The IMG, headed by the Department of Financial Services Additional Secretary, is reported to have discussed gaps in the regulatory mechanism to deal with collective investment schemes.
It also deliberated on strengthening the existing coordination mechanisms for regulation and supervision of the financial sector.
Yesterday, Finance Minister P Chidambaram had said there are regulatory gaps and efforts are being made to frame a new law to oversee the financial sector.
“The present arrangements have a number of gap areas, where no regulators are unambiguously in-charge, such as issue of regulatory oversight over diverse Ponzi schemes that we have discovered recently. These are cleverly designed to be out of the purview of regulatory agencies,” he had said.
The IMG comprises of Joint Secretary level officers from Department of Economic Affairs, Department of Revenue, Corporate Affairs Ministry, RBI and SEBI.
The panel has been set up to ensure “proper enforcement of regulatory framework for multi-level marketing companies, non-banking finance companies and companies running collective investment schemes“.

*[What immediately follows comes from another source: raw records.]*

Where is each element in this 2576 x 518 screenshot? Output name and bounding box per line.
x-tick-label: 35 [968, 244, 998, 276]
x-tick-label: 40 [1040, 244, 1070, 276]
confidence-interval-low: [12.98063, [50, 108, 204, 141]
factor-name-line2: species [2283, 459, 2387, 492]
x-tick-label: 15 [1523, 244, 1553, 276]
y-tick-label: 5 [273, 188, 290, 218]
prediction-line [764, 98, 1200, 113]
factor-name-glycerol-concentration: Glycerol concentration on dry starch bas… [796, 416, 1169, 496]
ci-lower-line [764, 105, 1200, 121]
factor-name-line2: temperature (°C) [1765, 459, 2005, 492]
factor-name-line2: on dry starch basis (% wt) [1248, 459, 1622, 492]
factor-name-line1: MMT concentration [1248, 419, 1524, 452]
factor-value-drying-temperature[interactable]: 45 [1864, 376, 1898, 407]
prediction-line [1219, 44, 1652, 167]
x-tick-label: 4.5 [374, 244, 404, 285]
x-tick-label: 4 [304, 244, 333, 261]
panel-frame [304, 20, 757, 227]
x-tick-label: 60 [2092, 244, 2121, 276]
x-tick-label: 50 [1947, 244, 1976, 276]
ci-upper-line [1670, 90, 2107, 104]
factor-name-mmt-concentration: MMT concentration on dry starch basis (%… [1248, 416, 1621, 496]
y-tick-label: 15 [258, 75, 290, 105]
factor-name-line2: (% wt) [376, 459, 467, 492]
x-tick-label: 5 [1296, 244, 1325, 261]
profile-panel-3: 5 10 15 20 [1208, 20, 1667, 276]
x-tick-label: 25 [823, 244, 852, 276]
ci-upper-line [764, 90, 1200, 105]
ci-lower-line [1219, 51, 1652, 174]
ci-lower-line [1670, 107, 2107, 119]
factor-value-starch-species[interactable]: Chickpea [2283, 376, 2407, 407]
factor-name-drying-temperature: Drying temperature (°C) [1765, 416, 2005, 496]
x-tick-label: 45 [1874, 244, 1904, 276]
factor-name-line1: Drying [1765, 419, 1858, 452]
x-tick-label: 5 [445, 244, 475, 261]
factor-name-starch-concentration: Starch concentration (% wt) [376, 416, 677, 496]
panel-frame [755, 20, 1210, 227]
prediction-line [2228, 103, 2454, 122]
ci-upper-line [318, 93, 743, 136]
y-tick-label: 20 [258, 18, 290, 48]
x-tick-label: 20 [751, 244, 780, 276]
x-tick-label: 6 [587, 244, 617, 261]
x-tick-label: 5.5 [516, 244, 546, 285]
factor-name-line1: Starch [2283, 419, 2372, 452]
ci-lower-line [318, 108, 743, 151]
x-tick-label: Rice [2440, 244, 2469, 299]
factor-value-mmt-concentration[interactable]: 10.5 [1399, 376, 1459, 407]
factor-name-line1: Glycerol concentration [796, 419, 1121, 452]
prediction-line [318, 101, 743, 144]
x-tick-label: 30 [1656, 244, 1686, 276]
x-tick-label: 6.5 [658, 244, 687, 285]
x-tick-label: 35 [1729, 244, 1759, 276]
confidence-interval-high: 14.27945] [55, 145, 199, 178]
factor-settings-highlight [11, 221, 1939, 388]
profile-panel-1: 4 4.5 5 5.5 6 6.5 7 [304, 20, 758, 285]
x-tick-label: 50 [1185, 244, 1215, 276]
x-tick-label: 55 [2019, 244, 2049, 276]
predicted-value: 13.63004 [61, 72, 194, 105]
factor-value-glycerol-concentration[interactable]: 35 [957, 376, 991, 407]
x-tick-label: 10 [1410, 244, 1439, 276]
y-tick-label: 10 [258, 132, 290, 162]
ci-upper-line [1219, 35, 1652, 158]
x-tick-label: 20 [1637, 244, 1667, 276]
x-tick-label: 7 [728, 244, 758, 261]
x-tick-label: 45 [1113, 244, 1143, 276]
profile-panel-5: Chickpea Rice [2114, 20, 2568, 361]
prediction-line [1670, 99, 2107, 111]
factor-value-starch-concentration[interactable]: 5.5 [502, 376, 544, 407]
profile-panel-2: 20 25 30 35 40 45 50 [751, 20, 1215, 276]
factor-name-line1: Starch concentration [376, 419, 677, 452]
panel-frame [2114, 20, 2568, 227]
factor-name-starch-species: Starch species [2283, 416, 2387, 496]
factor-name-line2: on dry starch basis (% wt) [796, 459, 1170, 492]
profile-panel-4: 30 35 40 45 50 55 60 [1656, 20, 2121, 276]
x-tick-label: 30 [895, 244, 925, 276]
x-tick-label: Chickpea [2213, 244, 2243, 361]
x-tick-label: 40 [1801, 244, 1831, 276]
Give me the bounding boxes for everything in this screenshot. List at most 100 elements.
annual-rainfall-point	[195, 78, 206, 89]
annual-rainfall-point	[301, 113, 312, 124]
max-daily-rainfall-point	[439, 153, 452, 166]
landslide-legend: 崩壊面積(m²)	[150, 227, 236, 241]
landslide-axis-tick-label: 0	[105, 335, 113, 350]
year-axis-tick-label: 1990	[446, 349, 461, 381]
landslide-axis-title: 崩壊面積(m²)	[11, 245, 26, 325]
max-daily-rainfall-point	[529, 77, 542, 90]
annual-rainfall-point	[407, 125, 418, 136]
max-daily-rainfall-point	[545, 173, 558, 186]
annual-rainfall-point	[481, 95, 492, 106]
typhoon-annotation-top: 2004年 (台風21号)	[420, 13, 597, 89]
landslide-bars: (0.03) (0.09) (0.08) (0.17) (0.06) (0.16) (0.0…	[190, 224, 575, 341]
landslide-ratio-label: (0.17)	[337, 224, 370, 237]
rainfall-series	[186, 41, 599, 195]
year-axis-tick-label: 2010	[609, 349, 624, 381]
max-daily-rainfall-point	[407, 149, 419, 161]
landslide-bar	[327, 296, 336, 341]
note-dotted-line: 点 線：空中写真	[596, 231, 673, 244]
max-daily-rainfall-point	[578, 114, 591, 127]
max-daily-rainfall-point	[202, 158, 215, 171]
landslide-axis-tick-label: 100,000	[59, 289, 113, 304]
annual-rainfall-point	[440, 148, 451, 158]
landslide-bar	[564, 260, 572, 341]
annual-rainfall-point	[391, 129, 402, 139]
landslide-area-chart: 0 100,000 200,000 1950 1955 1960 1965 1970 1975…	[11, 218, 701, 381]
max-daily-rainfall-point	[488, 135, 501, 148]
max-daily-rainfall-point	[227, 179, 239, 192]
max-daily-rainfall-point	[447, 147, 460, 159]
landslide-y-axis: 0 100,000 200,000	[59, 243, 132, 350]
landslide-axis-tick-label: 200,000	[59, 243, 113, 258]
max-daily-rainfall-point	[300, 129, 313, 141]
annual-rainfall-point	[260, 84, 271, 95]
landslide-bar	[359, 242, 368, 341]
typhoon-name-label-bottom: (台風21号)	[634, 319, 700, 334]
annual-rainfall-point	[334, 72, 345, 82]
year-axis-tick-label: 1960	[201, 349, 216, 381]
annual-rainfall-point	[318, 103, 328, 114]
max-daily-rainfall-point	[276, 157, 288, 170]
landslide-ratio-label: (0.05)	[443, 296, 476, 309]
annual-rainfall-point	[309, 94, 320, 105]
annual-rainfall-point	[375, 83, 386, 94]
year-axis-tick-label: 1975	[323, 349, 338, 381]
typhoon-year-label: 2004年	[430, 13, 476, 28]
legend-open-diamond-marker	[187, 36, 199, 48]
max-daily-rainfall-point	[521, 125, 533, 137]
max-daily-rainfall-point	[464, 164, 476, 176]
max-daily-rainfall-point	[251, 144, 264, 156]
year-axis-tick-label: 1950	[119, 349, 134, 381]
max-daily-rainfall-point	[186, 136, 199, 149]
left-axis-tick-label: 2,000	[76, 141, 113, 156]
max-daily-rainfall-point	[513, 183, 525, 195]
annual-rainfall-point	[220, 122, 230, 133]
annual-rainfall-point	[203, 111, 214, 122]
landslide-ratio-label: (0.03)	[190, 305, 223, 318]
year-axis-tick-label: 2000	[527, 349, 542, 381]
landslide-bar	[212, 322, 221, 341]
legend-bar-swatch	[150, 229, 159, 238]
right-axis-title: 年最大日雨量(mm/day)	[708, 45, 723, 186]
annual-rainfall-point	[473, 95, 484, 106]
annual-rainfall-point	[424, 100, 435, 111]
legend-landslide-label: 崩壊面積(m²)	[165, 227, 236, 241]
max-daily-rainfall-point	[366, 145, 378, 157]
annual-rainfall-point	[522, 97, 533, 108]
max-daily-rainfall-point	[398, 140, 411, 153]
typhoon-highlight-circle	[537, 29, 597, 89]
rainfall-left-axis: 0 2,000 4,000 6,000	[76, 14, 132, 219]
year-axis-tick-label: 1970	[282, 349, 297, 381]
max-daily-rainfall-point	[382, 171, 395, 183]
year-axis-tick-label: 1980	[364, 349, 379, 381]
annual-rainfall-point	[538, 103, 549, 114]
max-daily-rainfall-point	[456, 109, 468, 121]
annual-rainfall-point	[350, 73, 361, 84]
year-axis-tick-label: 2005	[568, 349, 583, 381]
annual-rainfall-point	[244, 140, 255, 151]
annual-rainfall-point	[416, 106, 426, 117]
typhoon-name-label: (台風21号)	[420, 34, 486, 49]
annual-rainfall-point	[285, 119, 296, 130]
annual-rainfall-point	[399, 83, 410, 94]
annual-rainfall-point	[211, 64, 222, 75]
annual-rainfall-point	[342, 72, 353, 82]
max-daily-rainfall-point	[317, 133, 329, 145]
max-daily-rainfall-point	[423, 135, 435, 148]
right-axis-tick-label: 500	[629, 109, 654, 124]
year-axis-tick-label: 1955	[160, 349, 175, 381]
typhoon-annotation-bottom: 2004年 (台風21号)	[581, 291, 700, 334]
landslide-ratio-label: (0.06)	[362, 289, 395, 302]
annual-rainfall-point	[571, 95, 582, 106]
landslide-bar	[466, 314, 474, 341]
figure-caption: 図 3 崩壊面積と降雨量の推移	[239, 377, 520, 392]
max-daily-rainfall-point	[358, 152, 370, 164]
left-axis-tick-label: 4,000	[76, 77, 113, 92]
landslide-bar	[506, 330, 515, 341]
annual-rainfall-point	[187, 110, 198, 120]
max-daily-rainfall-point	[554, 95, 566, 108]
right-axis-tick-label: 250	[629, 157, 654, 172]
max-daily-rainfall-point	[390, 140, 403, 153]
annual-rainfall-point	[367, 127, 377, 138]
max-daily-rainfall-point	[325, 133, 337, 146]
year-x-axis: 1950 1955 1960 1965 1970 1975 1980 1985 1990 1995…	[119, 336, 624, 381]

The Yashwant Sinha headed Standing Committee on Finance last week had pressed for blanket ban on investment schemes promising unreasonable returns and demanded a single regulator to oversee their functioning or scrapping them altogether, sources said.
He had suggested that the 1982 Act regulating chit fund business in the country be repealed through an ordinance, they said.
Many entities have registered themselves as chit funds but are found to be raising money illegally through fraudulent schemes or ponzi schemes by promising high returns.
The IMG was set up against the backdrop of the collapse of Kolkata-based Saradha Group that had allegedly duped lakhs of investors of their hard-earned savings totalling thousands of crores of rupees.